A few Israel Defense Forces Engineering Corps officers surely shed a tear yesterday while viewing the television reports from Rafah: The barrier built by the IDF with blood and sweat along the Philadelphi Route, on the Gaza Strip border with Egypt, was coming down.
It was, apparently, the final remnant of Israel's years of occupying the Strip. But Israel has better reasons to be worried by what happened yesterday. In destroying the wall separating the Palestinian and Egyptian sides of Rafah, Hamas chalked up a real coup. Not only did the organization demonstrate once again that it is a disciplined, determined entity, and an opponent that is exponentially more sophisticated than the Palestine Liberation Organization. It also took the sting out of the economic blockade plan devised by Israel's military establishment, an idea whose effectiveness was doubtful from the beginning but whose potential for international damage was not.
Israel, Egypt and the Palestinian Authority are now forced to find a new joint border control arrangement, one that will probably depend on the good graces of Hamas. If the PA is indeed interested in taking responsibility for the border crossings, as Prime Minister Salam Fayyad has declared, it will have to negotiate with Hamas even though President Mahmoud Abbas is trying to avoid that at any cost.

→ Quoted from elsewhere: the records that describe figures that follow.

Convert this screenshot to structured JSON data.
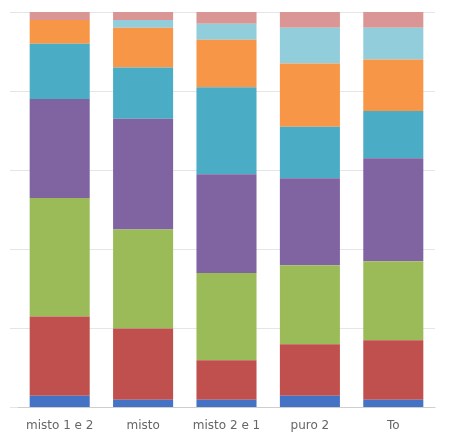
{
  "chart_data": {
    "type": "bar",
    "stacked": true,
    "categories": [
      "misto 1 e 2",
      "misto",
      "misto 2 e 1",
      "puro 2",
      "To"
    ],
    "series": [
      {
        "color": "#4472C4",
        "values": [
          0.03,
          0.02,
          0.02,
          0.03,
          0.02
        ]
      },
      {
        "color": "#C0504D",
        "values": [
          0.2,
          0.18,
          0.1,
          0.13,
          0.15
        ]
      },
      {
        "color": "#9BBB59",
        "values": [
          0.3,
          0.25,
          0.22,
          0.2,
          0.2
        ]
      },
      {
        "color": "#8064A2",
        "values": [
          0.25,
          0.28,
          0.25,
          0.22,
          0.26
        ]
      },
      {
        "color": "#4BACC6",
        "values": [
          0.14,
          0.13,
          0.22,
          0.13,
          0.12
        ]
      },
      {
        "color": "#F79646",
        "values": [
          0.06,
          0.1,
          0.12,
          0.16,
          0.13
        ]
      },
      {
        "color": "#92CDDC",
        "values": [
          0.0,
          0.02,
          0.04,
          0.09,
          0.08
        ]
      },
      {
        "color": "#D99694",
        "values": [
          0.02,
          0.02,
          0.03,
          0.04,
          0.04
        ]
      }
    ],
    "ylim": [
      0,
      1.0
    ],
    "yticks": [
      0,
      0.2,
      0.4,
      0.6,
      0.8,
      1.0
    ],
    "grid": true,
    "tick_labels": "x"
  }
}
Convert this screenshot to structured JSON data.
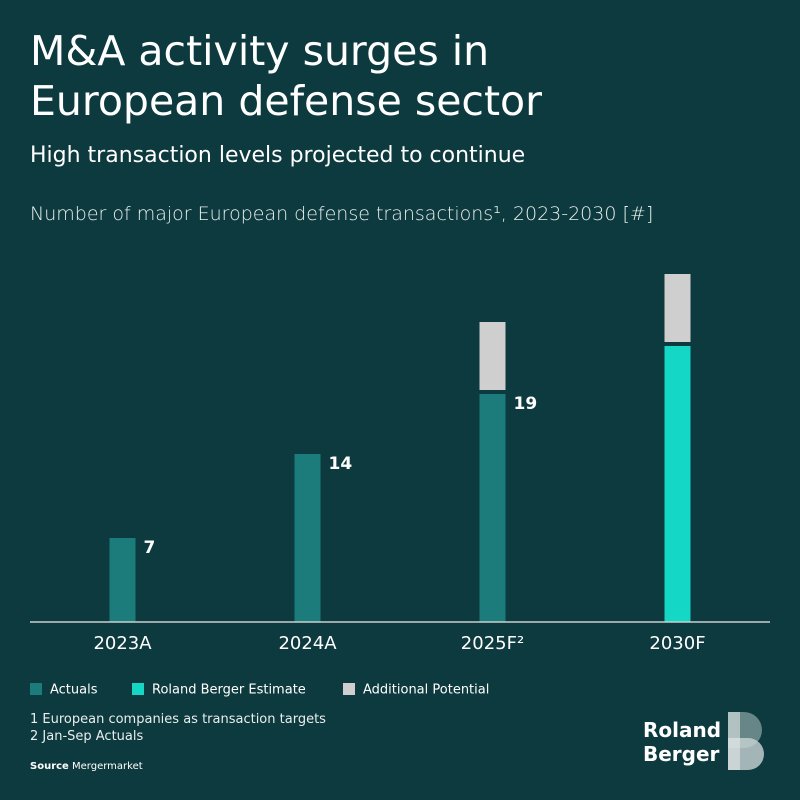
{
  "chart_data": {
    "type": "stacked_bar",
    "title": "M&A activity surges in European defense sector",
    "subtitle": "High transaction levels projected to continue",
    "axis_title": "Number of major European defense transactions¹, 2023-2030 [#]",
    "categories": [
      "2023A",
      "2024A",
      "2025F²",
      "2030F"
    ],
    "series": [
      {
        "name": "Actuals",
        "color": "#1b7c7b",
        "values": [
          7,
          14,
          19,
          null
        ],
        "show_labels": true
      },
      {
        "name": "Roland Berger Estimate",
        "color": "#14d8c5",
        "values": [
          null,
          null,
          null,
          23
        ],
        "show_labels": false
      },
      {
        "name": "Additional Potential",
        "color": "#cfcfcf",
        "values": [
          null,
          null,
          6,
          6
        ],
        "show_labels": false
      }
    ],
    "ylim": [
      0,
      30
    ]
  },
  "footnotes": [
    "1  European companies as transaction targets",
    "2  Jan-Sep Actuals"
  ],
  "source": {
    "label": "Source",
    "text": "Mergermarket"
  },
  "logo": [
    "Roland",
    "Berger"
  ]
}
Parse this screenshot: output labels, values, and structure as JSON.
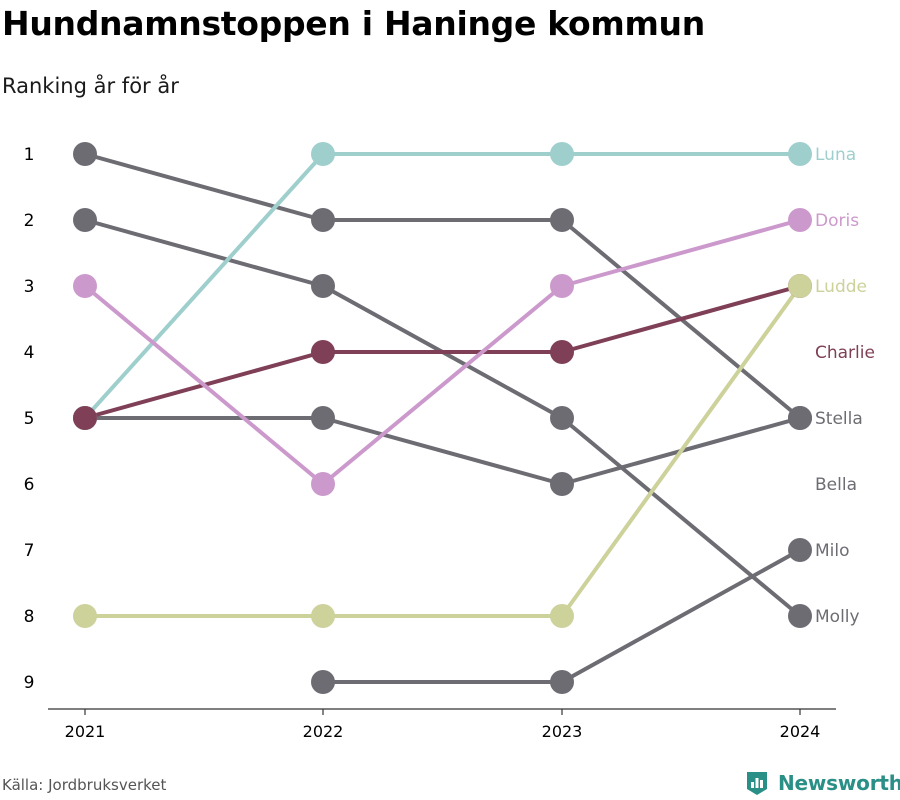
{
  "title": "Hundnamnstoppen i Haninge kommun",
  "subtitle": "Ranking år för år",
  "source": "Källa: Jordbruksverket",
  "brand": "Newsworthy",
  "colors": {
    "gray": "#6d6c73",
    "luna": "#9ecfcd",
    "doris": "#cc99cc",
    "ludde": "#cdd19a",
    "charlie": "#7f3f56",
    "axis": "#333333",
    "brand": "#2a8f86"
  },
  "chart_data": {
    "type": "line",
    "x": [
      "2021",
      "2022",
      "2023",
      "2024"
    ],
    "y_ticks": [
      1,
      2,
      3,
      4,
      5,
      6,
      7,
      8,
      9
    ],
    "y_reversed": true,
    "grid": false,
    "series": [
      {
        "name": "Stella",
        "values": [
          1,
          2,
          2,
          5
        ],
        "color": "#6d6c73"
      },
      {
        "name": "Molly",
        "values": [
          2,
          3,
          5,
          8
        ],
        "color": "#6d6c73"
      },
      {
        "name": "Bella",
        "values": [
          5,
          5,
          6,
          5
        ],
        "color": "#6d6c73"
      },
      {
        "name": "Milo",
        "values": [
          null,
          9,
          9,
          7
        ],
        "color": "#6d6c73"
      },
      {
        "name": "Luna",
        "values": [
          5,
          1,
          1,
          1
        ],
        "color": "#9ecfcd"
      },
      {
        "name": "Charlie",
        "values": [
          5,
          4,
          4,
          3
        ],
        "color": "#7f3f56"
      },
      {
        "name": "Doris",
        "values": [
          3,
          6,
          3,
          2
        ],
        "color": "#cc99cc"
      },
      {
        "name": "Ludde",
        "values": [
          8,
          8,
          8,
          3
        ],
        "color": "#cdd19a"
      }
    ],
    "end_labels": [
      {
        "text": "Luna",
        "rank": 1,
        "color": "#9ecfcd"
      },
      {
        "text": "Doris",
        "rank": 2,
        "color": "#cc99cc"
      },
      {
        "text": "Ludde",
        "rank": 3,
        "color": "#cdd19a"
      },
      {
        "text": "Charlie",
        "rank": 4,
        "color": "#7f3f56"
      },
      {
        "text": "Stella",
        "rank": 5,
        "color": "#6d6c73"
      },
      {
        "text": "Bella",
        "rank": 6,
        "color": "#6d6c73"
      },
      {
        "text": "Milo",
        "rank": 7,
        "color": "#6d6c73"
      },
      {
        "text": "Molly",
        "rank": 8,
        "color": "#6d6c73"
      }
    ]
  }
}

The other option - to leave the border untended - is even worse.
The Hamas action yesterday was anything but spontaneous. It was another stage in the campaign that began in Gaza's night of darkness on Sunday. As Gaza was plunged into widely televised blackness, Palestinian children armed with candles were brought out on a protest march and organized into prime-time demonstrations in support of the Egyptian and Jordanian branches of the Muslim Brotherhood.
On Tuesday, Hamas put together a violent demonstration that ended in a confrontation with Egyptian police officers at the border, and, as usual, broadcast live on Al-Jazeera. Apparently it was enough to make Egypt lose its appetite for confrontation.
Yesterday, tens of thousands of people burst through to the west. President Hosni Mubarak explained that he instructed his police officers not to block the hungry on their way to grocery stores in El-Arish and the Egyptian side of Rafah.
Mubarak also had to contend with domestic politics. The violent suppression of the Palestinian masses would have turned up the tension between him and the Muslim Brotherhood, or Al-Jazeera. More than a few Arab commentators now see the Qatar-based satellite channel as the superpower of the Arab world. In many cases its broadcasts clearly promote an Islamic agenda.
Explosions were set at 20 points along the border fence, clear evidence of a campaign that was planned and coordinated well in advance. Israeli intelligence officials will have to explain, to themselves and the country's leaders, whether and how the preparations took place without their knowledge - another Gaza goof, in the wake of the Hamas election victory in January 2006 and the rapid military drubbing it gave Fatah in the Strip last June.
Most of the Gazans who crossed into Egypt are expected to return home within a few days, after stocking up on staples and meeting with relatives they have not seen for years. Meanwhile, Egyptian security forces set up dozens of checkpoints to prevent the Gazans from spreading into other areas of Sinai.